Com 4,4 metros de comprimento por 1,1 metro de largura, uma peça de linho ancestral está embebida de mistério e controvérsia há centenas de anos. Desde que foi mencionado pela primeira vez, no século XIV, o pano que teria envolvido o corpo de Jesus Cristo depois de sua crucificação foi visto ao longo dos tempos tanto como um objeto de veneração cristã quanto como um símbolo de trapaça e falsificação. Nem a imagem de um homem que parece ter sofrido ferimentos físicos consistentes com a pena excruciante de ser pregado a uma cruz foi suficiente para que a comunidade científica se satisfizesse com as evidências. O chamado Santo Sudário, também conhecido como Sudário de Turim, por estar depositado na Catedral de São João Batista, voltou a ser notícia recentemente em razão de um estudo realizado em 2022 por cientistas italianos de Bari e de Pádua que aplicaram um novo método de datação menos invasivo ao tecido. Do nada, como faísca eterna, o tema viralizou nas redes sociais como se fosse a grande novidade em mais de 2 000 anos — e é, ao menos do ponto de vista do interesse por um ícone.
As descobertas de agora contestam os resultados obtidos em 1988 a partir de uma colaboração entre três laboratórios independentes dos Estados Unidos e Europa. Na época, os resultados dataram o tecido entre 1260 e 1390 d.C., com 95% de margem de confiança. Muito tempo depois, portanto, da morte e suposta ressurreição do mítico personagem. O trabalho atual, a partir da comparação com um pedaço de tecido oriundo de um episódio histórico, o Cerco de Massada, de 74 d.C., puxou a linha do tempo, e daí o espanto. Seria indício da fidedignidade do objeto louvado pelos católicos.
Há, no passeio de investigação, detalhes científicos interessantes demais para serem negligenciados. As técnicas anteriores, apontam os investigadores dessa segunda etapa, abririam brechas para contaminações relevantes. Há quase quatro décadas, cientistas das universidades de Oxford, no Reino Unido, e do Arizona, nos Estados Unidos, além do Instituto Federal de Tecnologia da Suíça em Zurique, receberam pedaços de uma pequena amostra com cerca de 50 miligramas retirada de um canto do Sudário. Outras amostras de controle com datas conhecidas também foram enviadas para garantir a precisão dos testes. Esses fios foram submetidos a um recurso que mede a quantidade de carbono-14 presente no tecido. O elemento é um isótopo radioativo que decai a uma taxa conhecida ao longo do tempo. A novidade hoje: no estudo liderado pelo físico Liberato De Caro, do Instituto de Cristalografia do Conselho Nacional de Pesquisa, na Itália, foi feita uma inspeção mais moderna em uma amostra com cerca de 0,5 por 1 milímetro retirada do canto esquerdo do Sudário. “O exemplo mais simples para entender a técnica usada é a radiografia de raios X”, disse a VEJA De Caro, de Bari, na Itália. “Medimos a ordem da celulose no linho, um polímero que se degrada com o tempo. Essa técnica é semelhante a um raio X microscópico e permite medir a degradação com o passar do tempo.”

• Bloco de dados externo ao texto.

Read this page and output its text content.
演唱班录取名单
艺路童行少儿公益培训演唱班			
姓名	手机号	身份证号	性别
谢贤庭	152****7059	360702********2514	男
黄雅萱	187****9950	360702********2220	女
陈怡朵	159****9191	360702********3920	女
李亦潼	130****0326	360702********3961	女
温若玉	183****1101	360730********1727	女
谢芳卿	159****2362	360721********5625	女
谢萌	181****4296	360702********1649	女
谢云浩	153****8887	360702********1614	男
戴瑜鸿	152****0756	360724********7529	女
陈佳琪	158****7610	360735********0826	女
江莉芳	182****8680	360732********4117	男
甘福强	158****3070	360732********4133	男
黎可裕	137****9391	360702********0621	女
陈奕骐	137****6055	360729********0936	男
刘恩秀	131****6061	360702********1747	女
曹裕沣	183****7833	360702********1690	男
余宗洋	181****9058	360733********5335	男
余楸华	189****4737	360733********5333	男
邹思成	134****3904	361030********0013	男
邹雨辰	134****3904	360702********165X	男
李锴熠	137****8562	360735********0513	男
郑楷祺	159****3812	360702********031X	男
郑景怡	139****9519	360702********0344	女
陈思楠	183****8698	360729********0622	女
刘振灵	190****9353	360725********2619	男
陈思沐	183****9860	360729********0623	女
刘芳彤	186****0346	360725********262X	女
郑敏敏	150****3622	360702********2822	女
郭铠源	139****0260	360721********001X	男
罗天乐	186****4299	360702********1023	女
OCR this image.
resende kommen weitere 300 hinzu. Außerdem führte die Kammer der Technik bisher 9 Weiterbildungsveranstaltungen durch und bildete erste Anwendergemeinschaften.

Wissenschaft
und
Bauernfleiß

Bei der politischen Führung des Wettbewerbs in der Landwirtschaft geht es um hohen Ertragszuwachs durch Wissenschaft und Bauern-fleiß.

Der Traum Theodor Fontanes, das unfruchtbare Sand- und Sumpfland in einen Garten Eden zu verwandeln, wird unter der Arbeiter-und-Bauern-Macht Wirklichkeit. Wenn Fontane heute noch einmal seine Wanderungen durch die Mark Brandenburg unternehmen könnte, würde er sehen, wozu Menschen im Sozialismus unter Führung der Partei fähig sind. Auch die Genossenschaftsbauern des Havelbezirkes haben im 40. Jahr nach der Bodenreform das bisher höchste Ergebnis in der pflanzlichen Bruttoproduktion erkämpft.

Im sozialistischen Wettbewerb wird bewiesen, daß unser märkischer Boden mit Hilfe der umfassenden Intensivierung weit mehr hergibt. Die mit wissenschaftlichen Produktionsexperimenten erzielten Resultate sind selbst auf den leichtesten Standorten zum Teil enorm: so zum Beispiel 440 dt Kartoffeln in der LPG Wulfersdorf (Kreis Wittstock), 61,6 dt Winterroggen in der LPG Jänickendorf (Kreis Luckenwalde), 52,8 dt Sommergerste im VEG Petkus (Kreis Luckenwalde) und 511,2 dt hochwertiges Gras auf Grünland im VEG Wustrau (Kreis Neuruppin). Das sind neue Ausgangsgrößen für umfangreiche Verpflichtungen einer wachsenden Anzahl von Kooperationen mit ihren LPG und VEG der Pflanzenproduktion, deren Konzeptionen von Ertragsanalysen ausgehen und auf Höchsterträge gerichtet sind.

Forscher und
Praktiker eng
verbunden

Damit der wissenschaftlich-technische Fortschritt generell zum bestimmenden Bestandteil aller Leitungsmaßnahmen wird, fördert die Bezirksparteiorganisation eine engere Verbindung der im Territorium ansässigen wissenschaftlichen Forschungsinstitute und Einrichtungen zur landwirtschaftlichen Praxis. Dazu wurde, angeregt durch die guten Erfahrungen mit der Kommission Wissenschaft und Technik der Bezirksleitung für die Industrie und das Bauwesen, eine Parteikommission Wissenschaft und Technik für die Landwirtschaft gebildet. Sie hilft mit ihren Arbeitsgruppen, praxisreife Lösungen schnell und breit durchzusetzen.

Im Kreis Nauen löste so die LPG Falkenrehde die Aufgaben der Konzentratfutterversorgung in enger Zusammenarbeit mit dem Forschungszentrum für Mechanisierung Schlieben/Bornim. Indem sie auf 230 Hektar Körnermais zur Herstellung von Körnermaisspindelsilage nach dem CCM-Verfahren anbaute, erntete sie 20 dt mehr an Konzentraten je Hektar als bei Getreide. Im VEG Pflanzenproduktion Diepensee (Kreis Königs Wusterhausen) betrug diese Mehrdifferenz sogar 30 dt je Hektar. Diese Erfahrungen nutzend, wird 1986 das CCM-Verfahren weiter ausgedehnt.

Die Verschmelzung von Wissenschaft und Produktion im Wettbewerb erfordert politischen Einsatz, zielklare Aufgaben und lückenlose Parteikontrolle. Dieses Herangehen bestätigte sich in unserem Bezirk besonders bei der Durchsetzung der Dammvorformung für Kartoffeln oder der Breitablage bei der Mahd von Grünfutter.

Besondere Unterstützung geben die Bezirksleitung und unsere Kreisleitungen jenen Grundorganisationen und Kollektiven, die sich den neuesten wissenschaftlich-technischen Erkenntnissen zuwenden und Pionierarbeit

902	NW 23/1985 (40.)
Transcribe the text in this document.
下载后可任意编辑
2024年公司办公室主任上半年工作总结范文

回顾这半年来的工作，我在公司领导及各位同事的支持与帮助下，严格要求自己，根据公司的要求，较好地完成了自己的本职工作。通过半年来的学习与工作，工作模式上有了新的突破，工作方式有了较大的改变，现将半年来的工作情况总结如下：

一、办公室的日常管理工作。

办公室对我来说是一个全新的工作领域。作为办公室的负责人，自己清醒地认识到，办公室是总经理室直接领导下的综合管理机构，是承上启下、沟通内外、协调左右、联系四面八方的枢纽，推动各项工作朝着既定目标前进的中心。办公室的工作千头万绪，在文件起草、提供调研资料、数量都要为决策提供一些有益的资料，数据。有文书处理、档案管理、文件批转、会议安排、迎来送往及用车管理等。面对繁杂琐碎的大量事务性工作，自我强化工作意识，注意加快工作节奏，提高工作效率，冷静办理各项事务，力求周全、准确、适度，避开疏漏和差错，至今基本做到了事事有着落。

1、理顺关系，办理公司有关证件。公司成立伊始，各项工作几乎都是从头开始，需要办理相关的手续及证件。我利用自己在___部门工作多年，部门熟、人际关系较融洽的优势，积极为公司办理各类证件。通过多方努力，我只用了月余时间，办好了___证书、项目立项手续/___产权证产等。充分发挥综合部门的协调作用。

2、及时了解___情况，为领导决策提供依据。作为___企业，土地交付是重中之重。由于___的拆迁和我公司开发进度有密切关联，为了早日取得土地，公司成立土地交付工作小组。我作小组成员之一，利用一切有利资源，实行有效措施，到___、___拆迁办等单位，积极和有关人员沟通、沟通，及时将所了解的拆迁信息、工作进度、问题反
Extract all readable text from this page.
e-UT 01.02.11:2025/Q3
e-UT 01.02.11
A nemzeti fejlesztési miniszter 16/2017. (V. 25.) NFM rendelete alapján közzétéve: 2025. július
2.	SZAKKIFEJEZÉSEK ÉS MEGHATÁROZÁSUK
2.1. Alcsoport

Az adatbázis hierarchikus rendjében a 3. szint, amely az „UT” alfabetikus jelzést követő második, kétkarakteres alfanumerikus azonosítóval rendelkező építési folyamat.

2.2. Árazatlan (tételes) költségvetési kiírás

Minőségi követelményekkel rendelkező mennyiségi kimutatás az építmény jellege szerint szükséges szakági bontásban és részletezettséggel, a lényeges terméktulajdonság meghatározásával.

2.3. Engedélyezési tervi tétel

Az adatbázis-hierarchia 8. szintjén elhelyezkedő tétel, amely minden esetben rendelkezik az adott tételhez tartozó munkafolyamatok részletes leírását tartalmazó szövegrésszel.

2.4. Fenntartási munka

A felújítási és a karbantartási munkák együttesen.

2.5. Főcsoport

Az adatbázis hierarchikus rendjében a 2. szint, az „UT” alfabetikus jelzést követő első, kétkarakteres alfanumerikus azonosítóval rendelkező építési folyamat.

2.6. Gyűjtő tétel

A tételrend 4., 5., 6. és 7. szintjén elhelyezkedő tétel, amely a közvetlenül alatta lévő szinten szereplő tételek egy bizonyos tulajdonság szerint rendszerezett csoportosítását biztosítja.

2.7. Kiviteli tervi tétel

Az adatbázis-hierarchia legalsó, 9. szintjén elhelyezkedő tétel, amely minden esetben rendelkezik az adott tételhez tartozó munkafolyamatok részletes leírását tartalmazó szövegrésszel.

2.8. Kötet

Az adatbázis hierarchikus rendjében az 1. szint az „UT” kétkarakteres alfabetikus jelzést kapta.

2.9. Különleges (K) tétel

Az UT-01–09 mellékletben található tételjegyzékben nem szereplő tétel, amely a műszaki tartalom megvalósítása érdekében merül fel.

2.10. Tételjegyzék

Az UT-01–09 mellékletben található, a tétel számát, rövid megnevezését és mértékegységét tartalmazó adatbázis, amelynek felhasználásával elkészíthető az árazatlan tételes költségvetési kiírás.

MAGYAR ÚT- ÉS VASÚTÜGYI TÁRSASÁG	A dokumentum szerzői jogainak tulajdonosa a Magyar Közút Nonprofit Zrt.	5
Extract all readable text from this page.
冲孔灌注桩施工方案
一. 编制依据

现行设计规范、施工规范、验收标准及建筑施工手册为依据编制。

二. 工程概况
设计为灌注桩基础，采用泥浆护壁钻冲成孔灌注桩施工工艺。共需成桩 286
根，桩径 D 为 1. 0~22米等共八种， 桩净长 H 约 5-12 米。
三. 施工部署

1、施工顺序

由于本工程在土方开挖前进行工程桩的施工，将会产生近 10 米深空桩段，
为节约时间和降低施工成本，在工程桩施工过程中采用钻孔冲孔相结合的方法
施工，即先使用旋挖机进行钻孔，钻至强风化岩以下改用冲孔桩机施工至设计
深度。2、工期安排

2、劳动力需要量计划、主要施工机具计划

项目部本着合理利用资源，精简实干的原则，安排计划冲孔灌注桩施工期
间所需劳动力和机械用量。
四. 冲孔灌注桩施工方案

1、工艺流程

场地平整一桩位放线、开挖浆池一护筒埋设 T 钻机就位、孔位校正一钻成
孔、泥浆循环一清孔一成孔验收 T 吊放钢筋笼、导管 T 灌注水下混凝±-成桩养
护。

Ao cotejar uma e outra iniciativa, a de 1988 e a de 2022, brotaram ruídos. Alguns críticos argumentam que as amostras de tecido utilizadas para os testes dos anos 1980 poderiam ter sido contaminadas por materiais mais recentes ou por processos de conservação equivocados. Outros sugerem que a amostra testada poderia ter vindo de uma parte do Sudário que foi reparada, o que poderia ter afetado os resultados. Outro ponto de crítica é que todos os pedaços foram retirados de uma única área. Pesquisadores acreditam que, para obter uma datação mais precisa, os cortes deveriam ter sido coletados de diferentes partes, e mesmo o escrutínio recente ateve-se a um único canto. “Existem evidências independentes, como exames de sangue e pólen, que concordam com as descrições dos Evangelhos, tornando plausível a hipótese de que o Sudário envolveu Jesus”, diz De Caro, que divide o trabalho científico com as funções de diácono, membro do clero cristão que auxilia nas funções litúrgicas, pastorais e administrativas da Igreja. Há conflito de interesses? Para De Caro, não. Ele defende os resultados de sua pesquisa ressaltando que muitos cientistas do passado eram também líderes religiosos. O debate sobre a autenticidade da relíquia continua tanto para pesquisadores quanto para teólogos e historiadores. É fascínio perene.